On this day in 1973, Basque separatists ETA assassinated far-right prime minister Luis Carrero Blanco. The action played an important role in ending Franco’s dictatorship — an inconvenient truth for the democratic Spain against which ETA then turned its fire.

Premier Assassination

Aftermath of the ETA assassination of Spanish prime minister Luis Carrero Blanco by car bomb, December 20, 1973. (Keystone / Hulton Archive / Getty Images)


On December 20, 1973, Basque separatist organization Euskadi Ta Askatasuna (ETA) struck a potentially lethal blow against the Spanish dictatorship, assassinating Prime Minister Luis Carrero Blanco in Madrid. Carrero had long been Franco’s right-hand man, and the car bombing was a major logistical and ideological triumph for ETA. While up to that point it had concentrated its efforts in the Basque Country, this established its credentials as the most serious threat to the Franco regime.
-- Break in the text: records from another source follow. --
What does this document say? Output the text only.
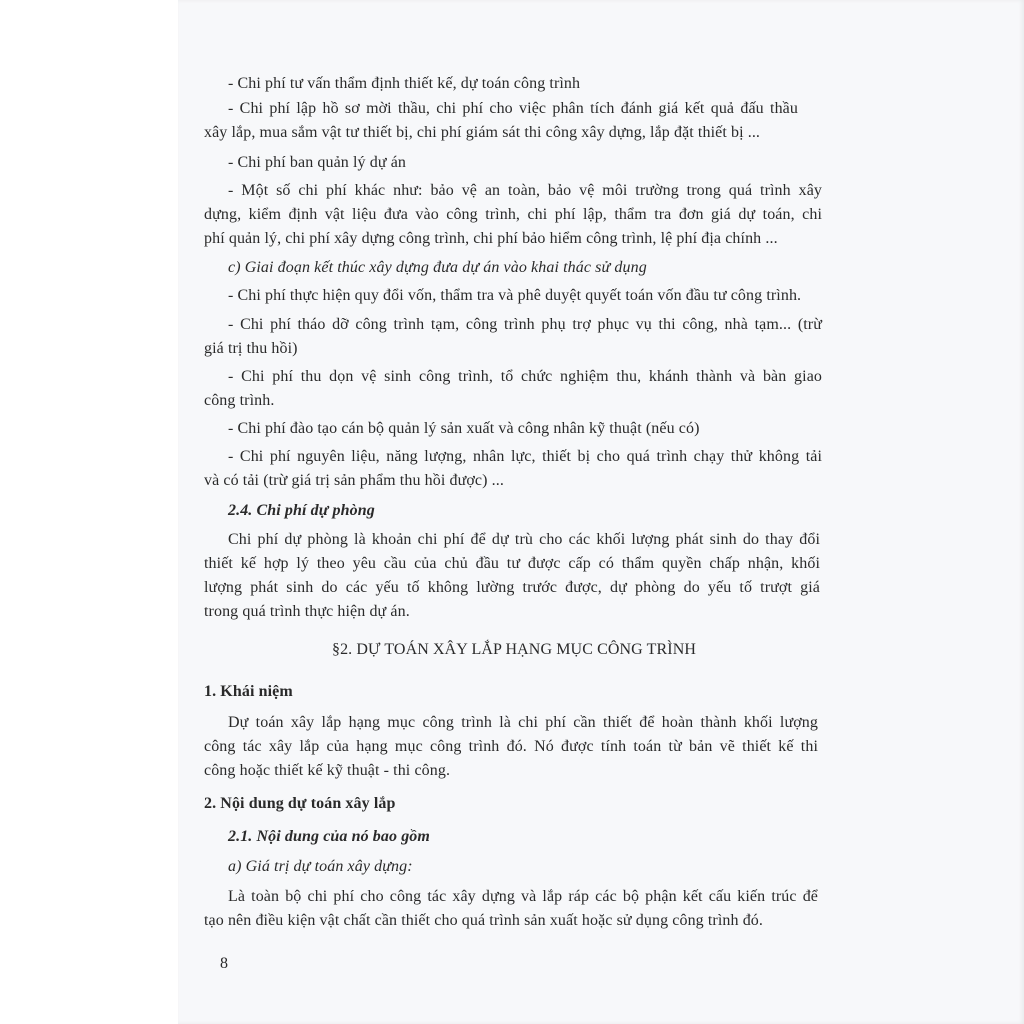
- Chi phí tư vấn thẩm định thiết kế, dự toán công trình
- Chi phí lập hồ sơ mời thầu, chi phí cho việc phân tích đánh giá kết quả đấu thầu
xây lắp, mua sắm vật tư thiết bị, chi phí giám sát thi công xây dựng, lắp đặt thiết bị ...
- Chi phí ban quản lý dự án
- Một số chi phí khác như: bảo vệ an toàn, bảo vệ môi trường trong quá trình xây
dựng, kiểm định vật liệu đưa vào công trình, chi phí lập, thẩm tra đơn giá dự toán, chi
phí quản lý, chi phí xây dựng công trình, chi phí bảo hiểm công trình, lệ phí địa chính ...
c) Giai đoạn kết thúc xây dựng đưa dự án vào khai thác sử dụng
- Chi phí thực hiện quy đổi vốn, thẩm tra và phê duyệt quyết toán vốn đầu tư công trình.
- Chi phí tháo dỡ công trình tạm, công trình phụ trợ phục vụ thi công, nhà tạm... (trừ
giá trị thu hồi)
- Chi phí thu dọn vệ sinh công trình, tổ chức nghiệm thu, khánh thành và bàn giao
công trình.
- Chi phí đào tạo cán bộ quản lý sản xuất và công nhân kỹ thuật (nếu có)
- Chi phí nguyên liệu, năng lượng, nhân lực, thiết bị cho quá trình chạy thử không tải
và có tải (trừ giá trị sản phẩm thu hồi được) ...
2.4. Chi phí dự phòng
Chi phí dự phòng là khoản chi phí để dự trù cho các khối lượng phát sinh do thay đổi
thiết kế hợp lý theo yêu cầu của chủ đầu tư được cấp có thẩm quyền chấp nhận, khối
lượng phát sinh do các yếu tố không lường trước được, dự phòng do yếu tố trượt giá
trong quá trình thực hiện dự án.
§2. DỰ TOÁN XÂY LẮP HẠNG MỤC CÔNG TRÌNH
1. Khái niệm
Dự toán xây lắp hạng mục công trình là chi phí cần thiết để hoàn thành khối lượng
công tác xây lắp của hạng mục công trình đó. Nó được tính toán từ bản vẽ thiết kế thi
công hoặc thiết kế kỹ thuật - thi công.
2. Nội dung dự toán xây lắp
2.1. Nội dung của nó bao gồm
a) Giá trị dự toán xây dựng:
Là toàn bộ chi phí cho công tác xây dựng và lắp ráp các bộ phận kết cấu kiến trúc để
tạo nên điều kiện vật chất cần thiết cho quá trình sản xuất hoặc sử dụng công trình đó.
8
At the 2009 Hay Literature Festival in Segovia, British novelist Martin Amis argued that while there were few reasons to be grateful to ETA, this was one of them.

This was surely a controversial claim, but not a ridiculous one. Franco’s final passing in 1975 and the signing of the new democratic constitution in 1978 offer a comforting narrative of Spain’s transition to democracy. But we might better understand these events by looking at the successful bombing of a car carrying the only figure who had the political and intellectual clout that might plausibly have allowed Francoism to survive the death of its chief architect.